Nos questionários aplicados, buscou-se verificar a percepção dos entrevistados sobre os


papéis desempenhados pelos auditores nas AOPs, o diálogo estabelecido no processo de
auditoria, a receptividade dos representantes dos entes envolvidos nos programas a serem
submetidos às AOPs e as principais dificuldades para a realização de tais auditorias. Foram
elaborados três questionários, com perguntas fechadas, contendo espaço para justificativa,
havendo o questionário aplicado no âmbito externo do TCEMG apresentado uma questão
aberta. O questionário aplicado aos Conselheiros e aos Auditores conteve as mesmas
perguntas do que foi aplicado aos analistas da CAOP, excetuadas as questões envolvendo o
diálogo estabelecido no processo de auditoria e a receptividade dos auditados a serem
submetidos às AOPs. A Figura 4 apresenta a percepção dos atores do TCEMG sobre o
principal papel desempenhado pelos auditores nas AOPs, retratando a porcentagem dos
referidos entrevistados que mencionou cada um dos papéis.

Figura 4:
Percepção dos atores do TCEMG sobre o principal papel desempenhado pelos auditores nas AOPs

Nota.
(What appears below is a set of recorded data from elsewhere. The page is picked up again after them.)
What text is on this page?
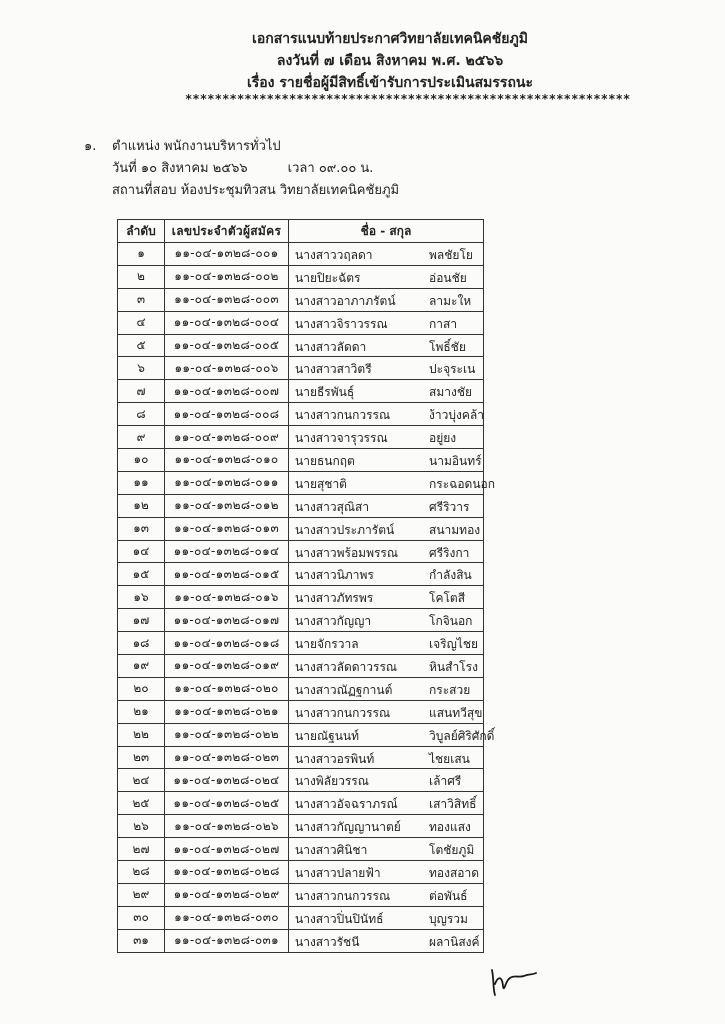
เอกสารแนบท้ายประกาศวิทยาลัยเทคนิคชัยภูมิ
ลงวันที่ ๗ เดือน สิงหาคม พ.ศ. ๒๕๖๖
เรื่อง รายชื่อผู้มีสิทธิ์เข้ารับการประเมินสมรรถนะ
************************************************************
๑. ตำแหน่ง พนักงานบริหารทั่วไป
วันที่ ๑๐ สิงหาคม ๒๕๖๖	เวลา ๐๙.๐๐ น.
สถานที่สอบ ห้องประชุมทิวสน วิทยาลัยเทคนิคชัยภูมิ
ลำดับ	เลขประจำตัวผู้สมัคร	ชื่อ - สกุล
๑	๑๑-๐๔-๑๓๒๘-๐๐๑	นางสาววฤลดา พลชัยโย

๒	๑๑-๐๔-๑๓๒๘-๐๐๒	นายปิยะฉัตร อ่อนชัย

๓	๑๑-๐๔-๑๓๒๘-๐๐๓	นางสาวอาภาภรัตน์ ลามะให

๔	๑๑-๐๔-๑๓๒๘-๐๐๔	นางสาวจิราวรรณ กาสา

๕	๑๑-๐๔-๑๓๒๘-๐๐๕	นางสาวลัดดา โพธิ์ชัย

๖	๑๑-๐๔-๑๓๒๘-๐๐๖	นางสาวสาวิตรี ปะจุระเน

๗	๑๑-๐๔-๑๓๒๘-๐๐๗	นายธีรพันธุ์ สมางชัย

๘	๑๑-๐๔-๑๓๒๘-๐๐๘	นางสาวกนกวรรณ ง้าวบุ่งคล้า

๙	๑๑-๐๔-๑๓๒๘-๐๐๙	นางสาวจารุวรรณ อยู่ยง

๑๐	๑๑-๐๔-๑๓๒๘-๐๑๐	นายธนกฤต นามอินทร์

๑๑	๑๑-๐๔-๑๓๒๘-๐๑๑	นายสุชาติ กระฉอดนอก

๑๒	๑๑-๐๔-๑๓๒๘-๐๑๒	นางสาวสุณิสา ศรีริวาร

๑๓	๑๑-๐๔-๑๓๒๘-๐๑๓	นางสาวประภารัตน์ สนามทอง

๑๔	๑๑-๐๔-๑๓๒๘-๐๑๔	นางสาวพร้อมพรรณ ศรีริงกา

๑๕	๑๑-๐๔-๑๓๒๘-๐๑๕	นางสาวนิภาพร กำลังสิน

๑๖	๑๑-๐๔-๑๓๒๘-๐๑๖	นางสาวภัทรพร โคโตสี

๑๗	๑๑-๐๔-๑๓๒๘-๐๑๗	นางสาวกัญญา โกจินอก

๑๘	๑๑-๐๔-๑๓๒๘-๐๑๘	นายจักรวาล เจริญไชย

๑๙	๑๑-๐๔-๑๓๒๘-๐๑๙	นางสาวลัดดาวรรณ หินสำโรง

๒๐	๑๑-๐๔-๑๓๒๘-๐๒๐	นางสาวณัฏฐกานต์ กระสวย

๒๑	๑๑-๐๔-๑๓๒๘-๐๒๑	นางสาวกนกวรรณ แสนทวีสุข

๒๒	๑๑-๐๔-๑๓๒๘-๐๒๒	นายณัฐนนท์ วิบูลย์ศิริศักดิ์

๒๓	๑๑-๐๔-๑๓๒๘-๐๒๓	นางสาวอรพินท์ ไชยเสน

๒๔	๑๑-๐๔-๑๓๒๘-๐๒๔	นางพิลัยวรรณ เล้าศรี

๒๕	๑๑-๐๔-๑๓๒๘-๐๒๕	นางสาวอัจฉราภรณ์ เสาวิสิทธิ์

๒๖	๑๑-๐๔-๑๓๒๘-๐๒๖	นางสาวกัญญานาตย์ ทองแสง

๒๗	๑๑-๐๔-๑๓๒๘-๐๒๗	นางสาวศินิชา โตชัยภูมิ

๒๘	๑๑-๐๔-๑๓๒๘-๐๒๘	นางสาวปลายฟ้า ทองสอาด

๒๙	๑๑-๐๔-๑๓๒๘-๐๒๙	นางสาวกนกวรรณ ต่อพันธ์

๓๐	๑๑-๐๔-๑๓๒๘-๐๓๐	นางสาวปิ่นปินัทธ์ บุญรวม

๓๑	๑๑-๐๔-๑๓๒๘-๐๓๑	นางสาวรัชนี ผลานิสงค์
Fonte: Elaborado pelos autores.

A partir da Figura 4, constata-se que os atores do TCEMG apontaram, de forma majoritária,


(C) “criar novos conhecimentos e trazer novas informações sobre o programa auditado,
proporcionando explicações a respeito do programa, com rigor analítico e metodologia
adequada” (pesquisador/cientista) e (B) “produzir relatórios para ampliar a responsividade e a
transparência da administração pública, verificando se o dinheiro público vem sendo gasto de
maneira apropriada e racional” (contador público), seguidos do papel de (D) “oferecer ajuda e
conselhos ou sugerir melhorias aos entes públicos, a fim de contribuir para o aprimoramento
de sua atuação” (consultor administrativo).
A Figura 5 demonstra a percepção dos auditados sobre o principal papel desempenhado pelos
auditores nas AOPs, apresentando a porcentagem que mencionou cada um dos papéis.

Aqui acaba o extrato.